We mentioned in the beginning that Perl is well suited to text manipulation. A particularly useful feature in this regard is a powerful matching operator, that extends naturally to a search-and-replace operator.
The match operator is =~
which allows us to match a string
variable against a pattern, usually delimited by /
. For
instance, to print all lines from a file that contain the string
CMI, we would write:
while ($line = <INFILE>) { if ($line =~ /CMI/){ print $line; } }
More generally, the pattern could be a regular expression. The syntax
for regular expressions is similar to that in text editors like
vi or emacs or in the grep command of Unix. In a
regular expression, a character stands for itself. A sequence of
characters in square brackets stands for a choice of characters.
Thus, the pattern /[Cc][Mm][Ii]/
would match any combination of
lower and upper case letters that make up the string cmi--for
instance, CMI, CmI, .... The character . is
special and matches any character, so, for instance, the pattern
/[Cc].i/
would match any three letter pattern beginning with
C or c and ending with i. We can specify a
case-insensitive search by appending the modifier i at the end
of the pattern.
if ($line =~ /CMI/i){ # Same as ($line =~ /[Cc][Mm][Ii]/)

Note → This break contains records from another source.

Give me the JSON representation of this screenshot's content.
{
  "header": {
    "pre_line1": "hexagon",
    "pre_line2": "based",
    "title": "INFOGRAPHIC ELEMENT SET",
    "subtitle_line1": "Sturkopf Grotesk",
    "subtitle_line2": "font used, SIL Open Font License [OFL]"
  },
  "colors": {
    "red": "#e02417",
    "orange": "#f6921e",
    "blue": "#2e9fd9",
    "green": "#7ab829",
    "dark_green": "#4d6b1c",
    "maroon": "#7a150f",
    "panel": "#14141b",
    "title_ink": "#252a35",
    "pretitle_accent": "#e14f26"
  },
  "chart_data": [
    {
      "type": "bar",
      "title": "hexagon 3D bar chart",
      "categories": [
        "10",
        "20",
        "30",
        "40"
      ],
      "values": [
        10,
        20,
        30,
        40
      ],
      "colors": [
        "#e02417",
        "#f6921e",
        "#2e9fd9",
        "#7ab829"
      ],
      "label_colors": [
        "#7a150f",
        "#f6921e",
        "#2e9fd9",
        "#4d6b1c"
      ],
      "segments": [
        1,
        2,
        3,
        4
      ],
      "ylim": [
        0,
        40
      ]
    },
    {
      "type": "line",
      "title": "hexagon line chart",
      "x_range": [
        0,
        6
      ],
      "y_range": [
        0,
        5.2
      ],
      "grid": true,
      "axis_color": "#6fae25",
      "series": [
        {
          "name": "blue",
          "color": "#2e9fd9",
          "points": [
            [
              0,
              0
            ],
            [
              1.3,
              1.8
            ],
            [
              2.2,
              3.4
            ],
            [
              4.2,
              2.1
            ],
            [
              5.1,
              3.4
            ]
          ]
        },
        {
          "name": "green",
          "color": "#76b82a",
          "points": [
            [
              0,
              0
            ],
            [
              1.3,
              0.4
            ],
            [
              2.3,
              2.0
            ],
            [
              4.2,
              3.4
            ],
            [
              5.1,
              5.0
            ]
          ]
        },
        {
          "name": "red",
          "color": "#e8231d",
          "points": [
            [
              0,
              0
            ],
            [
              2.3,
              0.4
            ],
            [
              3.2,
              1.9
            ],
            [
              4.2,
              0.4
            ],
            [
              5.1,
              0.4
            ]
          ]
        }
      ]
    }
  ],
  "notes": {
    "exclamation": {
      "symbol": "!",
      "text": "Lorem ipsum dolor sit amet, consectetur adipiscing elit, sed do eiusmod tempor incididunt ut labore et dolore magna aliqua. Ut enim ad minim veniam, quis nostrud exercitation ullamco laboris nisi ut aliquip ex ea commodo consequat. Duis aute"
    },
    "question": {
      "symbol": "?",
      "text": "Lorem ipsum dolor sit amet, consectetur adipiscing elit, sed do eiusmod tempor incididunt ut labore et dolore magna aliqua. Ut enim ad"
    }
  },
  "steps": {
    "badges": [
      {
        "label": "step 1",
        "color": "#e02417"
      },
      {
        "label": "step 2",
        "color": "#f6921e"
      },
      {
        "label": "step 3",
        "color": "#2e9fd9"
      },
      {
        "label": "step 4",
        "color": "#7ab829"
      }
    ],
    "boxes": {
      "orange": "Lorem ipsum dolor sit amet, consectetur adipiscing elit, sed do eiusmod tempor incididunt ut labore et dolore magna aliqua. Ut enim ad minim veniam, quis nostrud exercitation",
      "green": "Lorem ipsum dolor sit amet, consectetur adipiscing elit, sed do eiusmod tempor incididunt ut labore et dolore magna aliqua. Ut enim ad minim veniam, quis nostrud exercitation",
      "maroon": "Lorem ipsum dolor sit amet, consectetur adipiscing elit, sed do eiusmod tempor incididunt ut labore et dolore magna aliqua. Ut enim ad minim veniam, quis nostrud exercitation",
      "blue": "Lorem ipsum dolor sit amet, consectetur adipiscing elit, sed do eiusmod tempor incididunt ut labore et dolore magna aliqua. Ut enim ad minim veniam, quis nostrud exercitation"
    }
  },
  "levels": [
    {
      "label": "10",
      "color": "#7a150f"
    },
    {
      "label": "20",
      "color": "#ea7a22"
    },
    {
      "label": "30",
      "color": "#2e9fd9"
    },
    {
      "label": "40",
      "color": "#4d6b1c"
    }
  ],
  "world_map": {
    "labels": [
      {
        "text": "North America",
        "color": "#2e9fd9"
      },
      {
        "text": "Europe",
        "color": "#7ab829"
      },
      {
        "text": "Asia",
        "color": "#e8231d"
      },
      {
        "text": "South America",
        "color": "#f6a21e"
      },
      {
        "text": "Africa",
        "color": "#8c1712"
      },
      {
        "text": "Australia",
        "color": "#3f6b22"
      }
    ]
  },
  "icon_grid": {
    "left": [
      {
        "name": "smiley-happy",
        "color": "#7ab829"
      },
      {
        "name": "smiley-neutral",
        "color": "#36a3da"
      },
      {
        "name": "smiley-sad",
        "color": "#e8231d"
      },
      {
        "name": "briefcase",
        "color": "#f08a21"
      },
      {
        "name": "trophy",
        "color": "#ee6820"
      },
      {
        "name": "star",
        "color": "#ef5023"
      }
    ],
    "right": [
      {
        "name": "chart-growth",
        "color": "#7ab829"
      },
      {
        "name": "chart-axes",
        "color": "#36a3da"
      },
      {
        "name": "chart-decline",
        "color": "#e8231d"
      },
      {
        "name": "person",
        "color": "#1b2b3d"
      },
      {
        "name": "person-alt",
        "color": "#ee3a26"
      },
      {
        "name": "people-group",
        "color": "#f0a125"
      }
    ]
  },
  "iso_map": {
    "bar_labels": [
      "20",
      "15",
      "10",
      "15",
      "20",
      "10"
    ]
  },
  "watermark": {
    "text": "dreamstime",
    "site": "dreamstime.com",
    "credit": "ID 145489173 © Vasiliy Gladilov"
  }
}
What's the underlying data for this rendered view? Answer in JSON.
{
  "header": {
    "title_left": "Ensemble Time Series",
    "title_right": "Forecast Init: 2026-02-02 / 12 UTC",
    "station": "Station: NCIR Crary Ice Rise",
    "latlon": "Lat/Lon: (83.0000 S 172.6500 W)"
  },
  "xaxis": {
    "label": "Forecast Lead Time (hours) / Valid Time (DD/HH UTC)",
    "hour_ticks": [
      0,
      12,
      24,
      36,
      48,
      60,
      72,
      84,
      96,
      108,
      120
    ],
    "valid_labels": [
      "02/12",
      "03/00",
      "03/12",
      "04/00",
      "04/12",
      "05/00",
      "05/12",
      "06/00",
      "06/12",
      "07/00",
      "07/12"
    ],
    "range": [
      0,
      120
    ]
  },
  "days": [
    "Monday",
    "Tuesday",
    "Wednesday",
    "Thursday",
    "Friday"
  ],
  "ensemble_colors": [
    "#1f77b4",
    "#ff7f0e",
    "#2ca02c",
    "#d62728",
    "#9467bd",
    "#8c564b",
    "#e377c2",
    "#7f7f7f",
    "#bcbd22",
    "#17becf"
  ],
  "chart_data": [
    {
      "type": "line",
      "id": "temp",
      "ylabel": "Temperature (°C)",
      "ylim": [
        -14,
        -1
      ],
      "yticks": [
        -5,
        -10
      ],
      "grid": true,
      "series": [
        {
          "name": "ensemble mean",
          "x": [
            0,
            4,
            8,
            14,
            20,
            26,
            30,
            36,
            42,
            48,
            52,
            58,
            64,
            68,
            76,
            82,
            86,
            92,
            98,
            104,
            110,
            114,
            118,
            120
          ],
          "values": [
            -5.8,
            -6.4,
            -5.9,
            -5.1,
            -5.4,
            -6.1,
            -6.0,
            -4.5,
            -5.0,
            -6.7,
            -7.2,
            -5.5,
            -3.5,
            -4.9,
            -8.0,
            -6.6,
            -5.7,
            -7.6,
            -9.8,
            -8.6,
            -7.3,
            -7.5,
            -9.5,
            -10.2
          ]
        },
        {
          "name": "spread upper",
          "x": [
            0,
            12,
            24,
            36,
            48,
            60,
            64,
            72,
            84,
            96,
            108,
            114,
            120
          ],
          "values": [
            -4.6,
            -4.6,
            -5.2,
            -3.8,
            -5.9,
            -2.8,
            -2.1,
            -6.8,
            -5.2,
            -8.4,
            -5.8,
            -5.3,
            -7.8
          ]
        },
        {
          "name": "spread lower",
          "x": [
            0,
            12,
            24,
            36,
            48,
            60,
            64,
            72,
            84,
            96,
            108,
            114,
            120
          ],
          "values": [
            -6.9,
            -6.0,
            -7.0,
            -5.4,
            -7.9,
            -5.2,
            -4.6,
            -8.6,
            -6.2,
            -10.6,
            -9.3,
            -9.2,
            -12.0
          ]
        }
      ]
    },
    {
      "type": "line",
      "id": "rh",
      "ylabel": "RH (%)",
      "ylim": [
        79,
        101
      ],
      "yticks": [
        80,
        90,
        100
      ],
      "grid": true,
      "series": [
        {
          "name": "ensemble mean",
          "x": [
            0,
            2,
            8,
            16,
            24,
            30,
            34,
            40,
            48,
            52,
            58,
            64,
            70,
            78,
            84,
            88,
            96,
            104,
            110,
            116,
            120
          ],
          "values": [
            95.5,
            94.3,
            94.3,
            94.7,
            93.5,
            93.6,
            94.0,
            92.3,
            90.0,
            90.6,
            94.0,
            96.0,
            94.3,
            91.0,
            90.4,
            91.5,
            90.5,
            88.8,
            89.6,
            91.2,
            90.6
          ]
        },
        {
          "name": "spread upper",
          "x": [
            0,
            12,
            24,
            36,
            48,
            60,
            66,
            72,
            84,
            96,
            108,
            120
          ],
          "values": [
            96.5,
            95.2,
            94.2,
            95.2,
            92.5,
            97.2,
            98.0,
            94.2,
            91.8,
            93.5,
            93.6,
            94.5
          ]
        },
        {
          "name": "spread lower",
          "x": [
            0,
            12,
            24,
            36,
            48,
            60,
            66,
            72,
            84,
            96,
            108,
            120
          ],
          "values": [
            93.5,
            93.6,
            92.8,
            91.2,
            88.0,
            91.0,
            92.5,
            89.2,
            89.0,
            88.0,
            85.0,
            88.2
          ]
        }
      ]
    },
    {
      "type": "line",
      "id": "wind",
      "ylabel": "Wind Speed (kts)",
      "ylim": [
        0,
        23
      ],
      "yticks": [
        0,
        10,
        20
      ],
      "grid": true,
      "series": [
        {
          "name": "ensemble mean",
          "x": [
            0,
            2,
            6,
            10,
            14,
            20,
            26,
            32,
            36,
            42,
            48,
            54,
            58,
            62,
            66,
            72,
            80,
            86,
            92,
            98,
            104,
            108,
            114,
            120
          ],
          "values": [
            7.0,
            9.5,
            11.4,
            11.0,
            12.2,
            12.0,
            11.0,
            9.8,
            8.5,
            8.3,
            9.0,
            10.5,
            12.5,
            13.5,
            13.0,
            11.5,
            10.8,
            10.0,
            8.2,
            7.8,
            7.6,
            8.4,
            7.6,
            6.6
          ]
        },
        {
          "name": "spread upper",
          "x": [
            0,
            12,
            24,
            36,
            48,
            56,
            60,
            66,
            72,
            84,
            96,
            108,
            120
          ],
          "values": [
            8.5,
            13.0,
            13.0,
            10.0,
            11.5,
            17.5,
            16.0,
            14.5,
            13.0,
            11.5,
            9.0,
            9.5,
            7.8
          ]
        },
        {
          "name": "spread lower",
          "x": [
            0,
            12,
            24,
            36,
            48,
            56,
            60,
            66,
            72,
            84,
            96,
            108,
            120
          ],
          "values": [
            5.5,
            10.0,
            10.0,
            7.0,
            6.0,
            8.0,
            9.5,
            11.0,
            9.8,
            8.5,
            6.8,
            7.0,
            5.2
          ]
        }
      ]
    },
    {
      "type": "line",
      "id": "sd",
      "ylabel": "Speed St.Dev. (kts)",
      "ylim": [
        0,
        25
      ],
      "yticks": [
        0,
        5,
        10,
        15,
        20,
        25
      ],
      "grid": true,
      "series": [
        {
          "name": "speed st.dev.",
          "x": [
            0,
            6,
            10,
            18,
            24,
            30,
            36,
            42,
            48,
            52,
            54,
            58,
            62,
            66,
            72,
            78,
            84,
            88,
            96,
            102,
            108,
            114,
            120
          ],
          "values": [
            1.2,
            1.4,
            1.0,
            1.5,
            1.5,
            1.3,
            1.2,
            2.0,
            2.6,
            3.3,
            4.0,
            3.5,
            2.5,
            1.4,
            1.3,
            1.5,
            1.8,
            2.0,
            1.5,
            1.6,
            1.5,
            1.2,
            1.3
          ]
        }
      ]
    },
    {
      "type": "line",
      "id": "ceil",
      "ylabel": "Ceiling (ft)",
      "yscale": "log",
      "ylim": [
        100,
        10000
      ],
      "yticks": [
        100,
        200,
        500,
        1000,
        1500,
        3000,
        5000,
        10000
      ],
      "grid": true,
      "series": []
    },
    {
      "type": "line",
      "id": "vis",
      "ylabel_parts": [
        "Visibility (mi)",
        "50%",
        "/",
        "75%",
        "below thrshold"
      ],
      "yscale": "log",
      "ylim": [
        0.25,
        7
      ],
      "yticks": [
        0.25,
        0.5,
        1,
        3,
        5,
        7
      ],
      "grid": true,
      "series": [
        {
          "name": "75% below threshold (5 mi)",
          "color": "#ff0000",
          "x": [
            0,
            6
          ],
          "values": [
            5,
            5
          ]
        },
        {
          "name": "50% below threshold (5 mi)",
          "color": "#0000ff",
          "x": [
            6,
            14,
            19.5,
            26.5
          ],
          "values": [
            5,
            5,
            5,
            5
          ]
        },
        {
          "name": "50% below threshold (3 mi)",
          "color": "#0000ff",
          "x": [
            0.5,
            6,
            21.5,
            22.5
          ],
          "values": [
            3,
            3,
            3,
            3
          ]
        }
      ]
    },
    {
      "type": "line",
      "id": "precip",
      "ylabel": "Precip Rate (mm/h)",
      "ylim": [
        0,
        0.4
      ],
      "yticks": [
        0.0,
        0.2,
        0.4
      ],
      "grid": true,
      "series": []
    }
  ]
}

Perl provides some special abbreviations for commonly used choices of
alternatives. The expression \w
(for word) represents
any of the characters
_
,a,...,z,A,...,Z,0,...,9.
The expression \d
(for digit) represents
0,...,9, while \s
represents a whitespace
character (space, tab or newline).
Repetition is described using * (zero or more repetitions),
+ (one or more repetitions) and ? (zero or one
repetitions). For instance the expression \d+
matches a
nonempty sequence of digits, while \s*a\s*
matches a single
a along with all its surrounding white space, if any. More
controlled repetition is given by the syntax {m,n}
, which
specifies between m and n repetitions. Thus
\d{6,8}
matches a sequence of 6 to 8 digits.
A close relative of the match operator is the search and replace
operator, which is given by =~ s/pattern/replacement/
. For
instance, we can replace each tab (\t
) in $line
by a
single space by writing
$line =~ s/\t/ /;
More precisely, this replaces the first tab in $line
by
a space. To replace all tabs we have to add the modifier
g at the end, as follows.
$line =~ s/\t/ /g;
Often, we need to reuse the portion that was matched in the search pattern in the replacement string. Suppose that we have a file with lines of the form
phone-number name
which we wish to read and print out in the form
name phone-number
If we match each line against the pattern /\d+\s*\w.*/
, then
the portion \d+
would match the phone number, the portion
\s*
would match all spaces between the phone number and the
first part of the name (which could have many parts) and the portion
\w.*
would match the rest of the line, containing all parts of
the name. We are interested in reproducing the phone number and the
name, corresponding to the first and third groups of the pattern, in
the output. To do this, we group the portions that we want to
``capture'' within parentheses and then use \1
, \2
,
...to recover each of the captured portions. In particular, if
$line
contains a line of the form phone-number name, to modify
it to the new form name phone-number we could write
$line =~ s/(\d+)\s*(\w.*)/\2 \1/; # \1 is what \d+ matches, # \2 is what \w.* matches
One thing to remember is that if we assigned a value to $line
using the <>
operator, then it would initially have a trailing
newline character. In the search and replace that we wrote above,
this newline character would get included in the pattern \2
, so
the output would have a new line between the name and the phone
number. The function chomp $line
removes the trailing newline
from $line
, if it exists, and should always be used to strip
off unwanted newlines when reading data from a file.